HR Support on the Administrative Exemption

Editor's Note: Administrative employees who help a business to run smoothly can sometimes be exempt from overtime.

Michael CardmanOverview: Under the Fair Labor Standards Act (FLSA) and many state wage and hour laws, most employees must be paid overtime when they work more than 40 hours in a workweek. However, there are exemptions to this general rule. One of the most commonly applied, and also most frequently misapplied, is the exemption for administrative employees.

When the FLSA was first enacted back in 1938, the line between exempt administrative employees and nonexempt workers was relatively clear.
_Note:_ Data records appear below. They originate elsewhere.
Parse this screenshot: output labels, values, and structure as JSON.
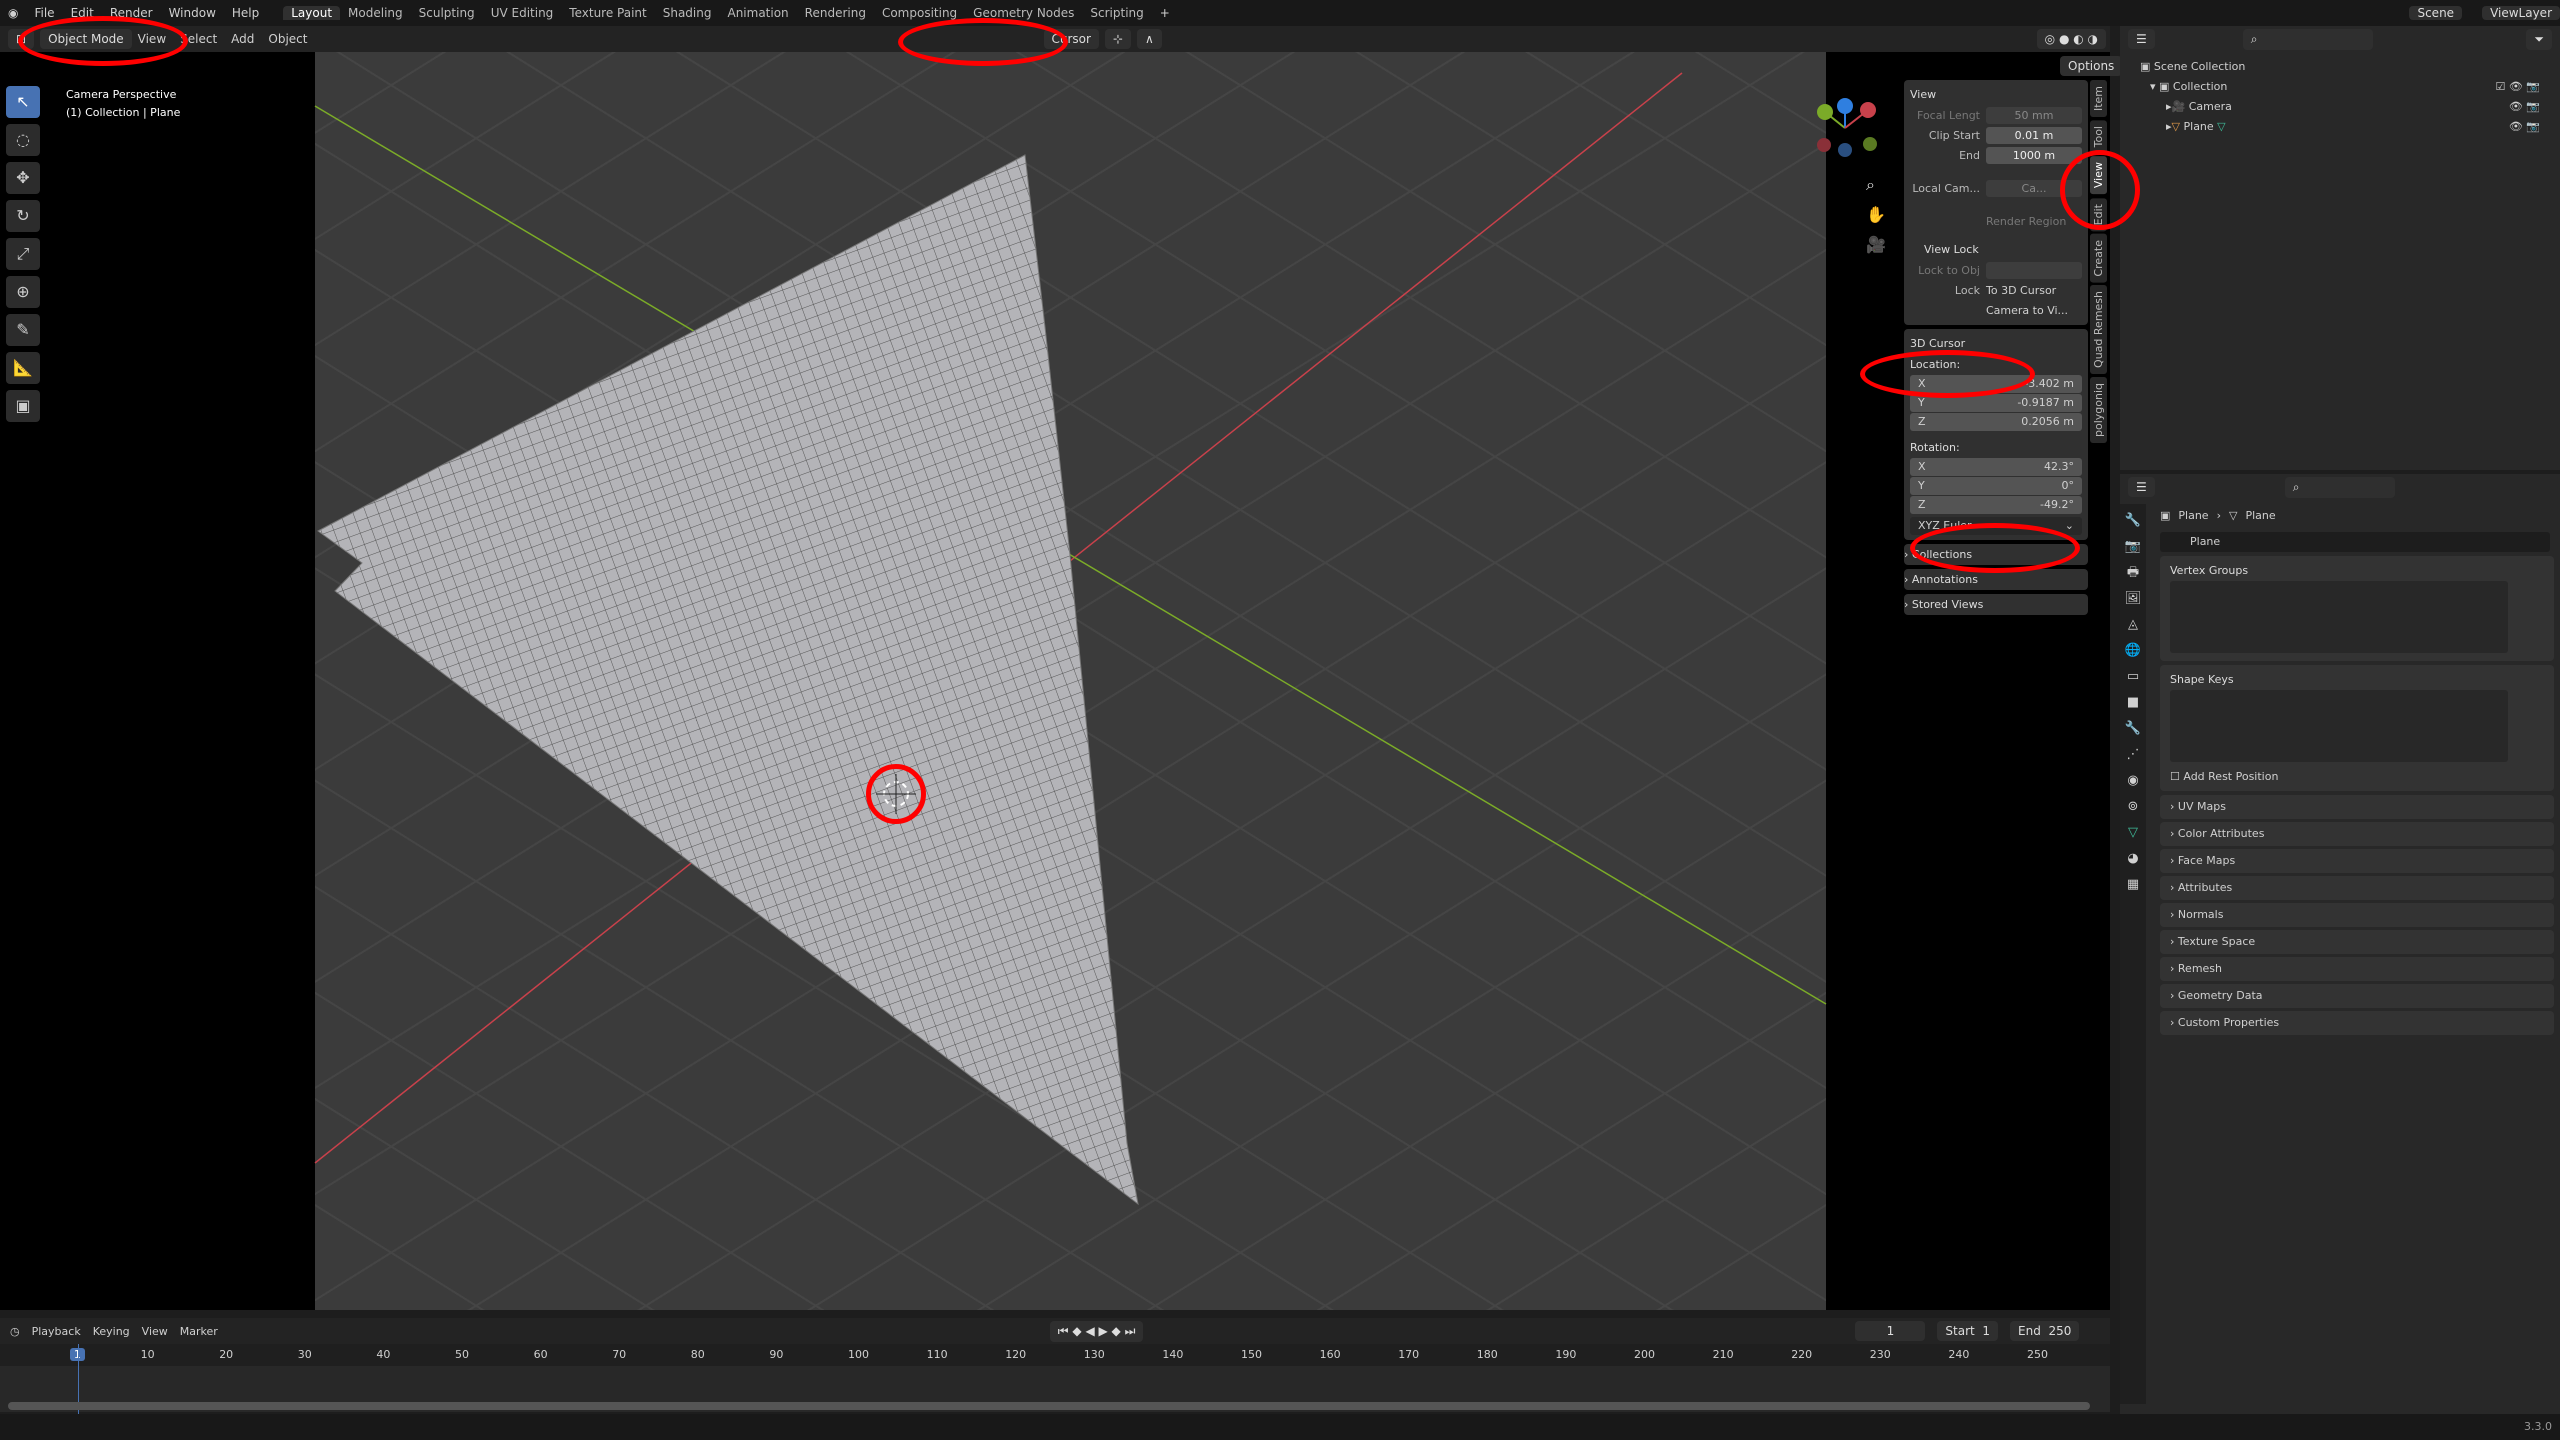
{
  "menubar": {
    "items": [
      "File",
      "Edit",
      "Render",
      "Window",
      "Help"
    ],
    "workspaces": [
      "Layout",
      "Modeling",
      "Sculpting",
      "UV Editing",
      "Texture Paint",
      "Shading",
      "Animation",
      "Rendering",
      "Compositing",
      "Geometry Nodes",
      "Scripting"
    ],
    "active_workspace": "Layout",
    "scene": "Scene",
    "view_layer": "ViewLayer"
  },
  "viewport_header": {
    "mode": "Object Mode",
    "menus": [
      "View",
      "Select",
      "Add",
      "Object"
    ],
    "transform_pivot": "Cursor",
    "options": "Options"
  },
  "viewport": {
    "overlay_line1": "Camera Perspective",
    "overlay_line2": "(1) Collection | Plane",
    "gizmo_axes": [
      "X",
      "Y",
      "Z"
    ]
  },
  "npanel": {
    "tabs": [
      "Item",
      "Tool",
      "View",
      "Edit",
      "Create",
      "Quad Remesh",
      "polygoniq"
    ],
    "active_tab": "View",
    "view": {
      "title": "View",
      "focal_label": "Focal Lengt",
      "focal": "50 mm",
      "clip_start_label": "Clip Start",
      "clip_start": "0.01 m",
      "end_label": "End",
      "end": "1000 m",
      "local_cam_label": "Local Cam...",
      "local_cam": "Ca...",
      "render_region": "Render Region"
    },
    "view_lock": {
      "title": "View Lock",
      "lock_to_obj": "Lock to Obj",
      "lock": "Lock",
      "to_cursor": "To 3D Cursor",
      "cam_to_view": "Camera to Vi..."
    },
    "cursor": {
      "title": "3D Cursor",
      "location_label": "Location:",
      "loc": [
        [
          "X",
          "-3.402 m"
        ],
        [
          "Y",
          "-0.9187 m"
        ],
        [
          "Z",
          "0.2056 m"
        ]
      ],
      "rotation_label": "Rotation:",
      "rot": [
        [
          "X",
          "42.3°"
        ],
        [
          "Y",
          "0°"
        ],
        [
          "Z",
          "-49.2°"
        ]
      ],
      "mode": "XYZ Euler"
    },
    "collapsed": [
      "Collections",
      "Annotations",
      "Stored Views"
    ]
  },
  "outliner": {
    "root": "Scene Collection",
    "collection": "Collection",
    "items": [
      "Camera",
      "Plane"
    ]
  },
  "properties": {
    "breadcrumb": [
      "Plane",
      "Plane"
    ],
    "data_name": "Plane",
    "vertex_groups": "Vertex Groups",
    "shape_keys": "Shape Keys",
    "add_rest": "Add Rest Position",
    "sections": [
      "UV Maps",
      "Color Attributes",
      "Face Maps",
      "Attributes",
      "Normals",
      "Texture Space",
      "Remesh",
      "Geometry Data",
      "Custom Properties"
    ],
    "tab_icons": [
      "tool-icon",
      "render-icon",
      "output-icon",
      "view-layer-icon",
      "scene-icon",
      "world-icon",
      "collection-icon",
      "object-icon",
      "modifier-icon",
      "particles-icon",
      "physics-icon",
      "constraints-icon",
      "mesh-data-icon",
      "material-icon",
      "texture-icon"
    ]
  },
  "timeline": {
    "menus": [
      "Playback",
      "Keying",
      "View",
      "Marker"
    ],
    "current": "1",
    "start_label": "Start",
    "start": "1",
    "end_label": "End",
    "end": "250",
    "ticks": [
      "1",
      "10",
      "20",
      "30",
      "40",
      "50",
      "60",
      "70",
      "80",
      "90",
      "100",
      "110",
      "120",
      "130",
      "140",
      "150",
      "160",
      "170",
      "180",
      "190",
      "200",
      "210",
      "220",
      "230",
      "240",
      "250"
    ]
  },
  "status": {
    "version": "3.3.0"
  },
  "colors": {
    "accent": "#4772b3",
    "x_axis": "#c8414b",
    "y_axis": "#7bab28",
    "annotation": "#ff0000"
  }
}
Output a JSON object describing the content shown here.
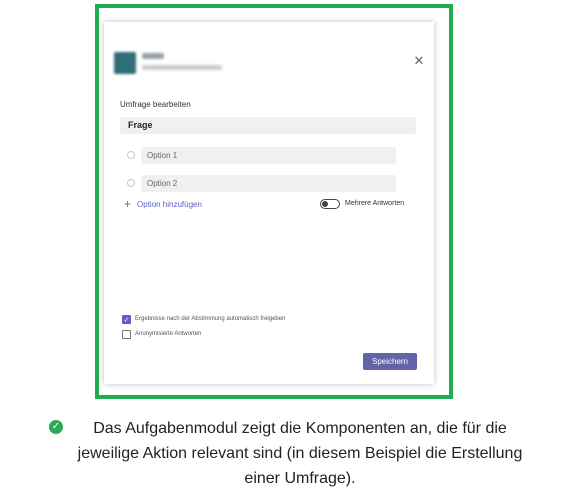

Administrative employees assisted with the running or servicing of the business, while nonexempt employees worked on a manufacturing production line or sold a product in a retail or service establishment.

But when the FLSA regulations were amended in 2004, the US Department of Labor (DOL) downplayed this distinction. Although it is still a relevant and useful tool in the modern economy, it is not the final word, the DOL said. Rather, when classifying employees, employers must carefully consider all of the requirements for the administrative exemption.

This can prove quite challenging for HR professionals tasked with employee classification, since many of the key terms used to define the exemption are open to interpretation.

Trends: Effective January 1, 2020, a final overtime rule from the US Department of Labor (DOL) increased the minimum salary for administrative employees from $455 per week (or $23,660 per year) to $684 per week (or $35,568 per year). The rule also allows employers to count nondiscretionary bonuses and incentive payments (including commissions) to satisfy up to 10% of the standard salary level test, as long as they are paid annually or more frequently.